La bibliothèque libre.
Le texte de cette page a été corrigé et est conforme au fac-similé.

Paul, dans la première épître à ceux de Corinthe, en mentionnant les prétendues apparitions de Jésus aux siens après sa mort, s’exprime ainsi, (XV, 5) : «Ensuite il apparut aux douze. » Ils n’étaient plus douze, s’il faut en retrancher celui qui a trahi. Aussi la Vulgate a-t-elle mis « onze ; » mais c’est douze dans tous les manuscrits grecs. Cela indique que Paul ne connaissait pas l’histoire de la trahison de Judas de Carioth[1].

Il y a enfin un récit, celui de la cène, qui ne me paraît nullement authentique et que je regarde comme une invention de Paul. Mais je ne pourrai me faire bien comprendre à ce sujet que quand j’en serai arrivé à Paul lui-même. Je me borne donc pour le moment à énoncer cette opinion, sans essayer de la justifier.

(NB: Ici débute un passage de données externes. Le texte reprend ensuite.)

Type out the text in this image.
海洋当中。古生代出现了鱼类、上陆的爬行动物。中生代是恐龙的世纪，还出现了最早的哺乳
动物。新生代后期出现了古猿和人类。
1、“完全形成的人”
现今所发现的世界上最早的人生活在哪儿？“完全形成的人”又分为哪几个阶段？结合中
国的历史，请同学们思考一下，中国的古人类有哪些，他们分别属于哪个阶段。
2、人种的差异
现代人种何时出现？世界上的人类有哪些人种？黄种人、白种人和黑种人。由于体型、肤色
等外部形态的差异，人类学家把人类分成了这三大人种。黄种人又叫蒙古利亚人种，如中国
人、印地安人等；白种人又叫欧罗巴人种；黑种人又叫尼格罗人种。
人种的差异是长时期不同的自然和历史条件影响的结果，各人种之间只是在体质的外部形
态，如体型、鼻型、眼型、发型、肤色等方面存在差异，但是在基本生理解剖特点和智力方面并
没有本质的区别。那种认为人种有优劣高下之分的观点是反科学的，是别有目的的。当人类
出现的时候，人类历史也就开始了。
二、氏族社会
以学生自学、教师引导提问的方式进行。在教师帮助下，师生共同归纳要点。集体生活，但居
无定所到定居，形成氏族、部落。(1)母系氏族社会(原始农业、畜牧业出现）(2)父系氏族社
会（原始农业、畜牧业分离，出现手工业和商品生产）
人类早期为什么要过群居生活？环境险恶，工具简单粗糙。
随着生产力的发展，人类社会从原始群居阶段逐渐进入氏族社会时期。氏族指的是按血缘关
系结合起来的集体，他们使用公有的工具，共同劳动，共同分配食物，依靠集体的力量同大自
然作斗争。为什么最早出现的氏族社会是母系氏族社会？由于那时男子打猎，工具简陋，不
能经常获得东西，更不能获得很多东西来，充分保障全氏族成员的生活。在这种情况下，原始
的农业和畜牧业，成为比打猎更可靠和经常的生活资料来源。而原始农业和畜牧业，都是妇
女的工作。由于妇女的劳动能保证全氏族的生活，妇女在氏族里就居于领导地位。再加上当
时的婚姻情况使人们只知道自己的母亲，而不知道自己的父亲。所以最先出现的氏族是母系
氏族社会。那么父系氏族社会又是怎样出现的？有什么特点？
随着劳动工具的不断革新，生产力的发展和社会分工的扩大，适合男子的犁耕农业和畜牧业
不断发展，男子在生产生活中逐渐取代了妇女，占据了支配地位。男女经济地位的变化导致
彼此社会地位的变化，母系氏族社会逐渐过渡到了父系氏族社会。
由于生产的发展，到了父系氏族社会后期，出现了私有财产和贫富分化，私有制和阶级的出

Une conséquence inévitable des doutes où conduit l’examen que je viens de faire est de soulever d’autres doutes, sur des points mêmes qui donnent d’abord moins de prise à la critique. Tel est, par exemple, dans ce qu’on appelle le Discours sur la montagne, le parallèle hautain que Jésus poursuit sur ce thème : « Vous savez qu’il a été dit aux anciens… Mais moi, je vous dis… » (V. 20-30.) Sans prétendre démontrer en forme que Jésus n’a pas pu parler ainsi, on se demande pourtant si l’orgueil et l’amertume qui se font sentir dans ce discours ne se comprennent pas mieux en supposant qu’à l’époque où il a été écrit, la rupture entre le judaïsme et le christianisme était accomplie. Il y a surtout un verset étrange : « Vous savez qu’il a été dit : Tu aimeras ton prochain, et tu haïras ton ennemi. » De telles paroles calomnient la loi, et cela est également faux quant à la lettre et quant à l’esprit. Non-seulement les mots soulignés ne sont nulle part dans la loi, mais on y lit au contraire : « Si tu rencontres le bœuf ou l’âne de ton ennemi qui s’est égaré, ramène-le-lui ; si tu vois son âne abattu sous sa charge, soulage-le. » (Ex., XXXIII, 4.)

Je ne crois pas qu’il faille imputer à Jésus, ni au temps de Jésus, une telle injustice à l’égard du judaïsme. Mais voilà qui donne beaucoup à penser. Si le discours même sur la montagne, un morceau où on croit d’abord trouver l’expression la plus pleine et la plus pure des pensées du maître, si les invectives contre les pharisiens dans Matthieu peuvent n’être pas authentiques, que reste-t-il dont nous soyons sûrs? Ce ne sont plus seulement les faits extérieurs, c’est l’âme même de Jésus qui nous échappe.

Et cependant Jésus a vécu, et il a vécu d’une vie si puissante qu’il a entraîné la foule, qu’il est mort pour cela, et qu’après sa mort on a pu croire qu’il avait été le Christ. Il semble impossible

  1. On a trouvé sans doute une explication au mot δώδεϰα : on en trouve toujours ; mais il n’y en a pas d’aussi simple que celle que je donne.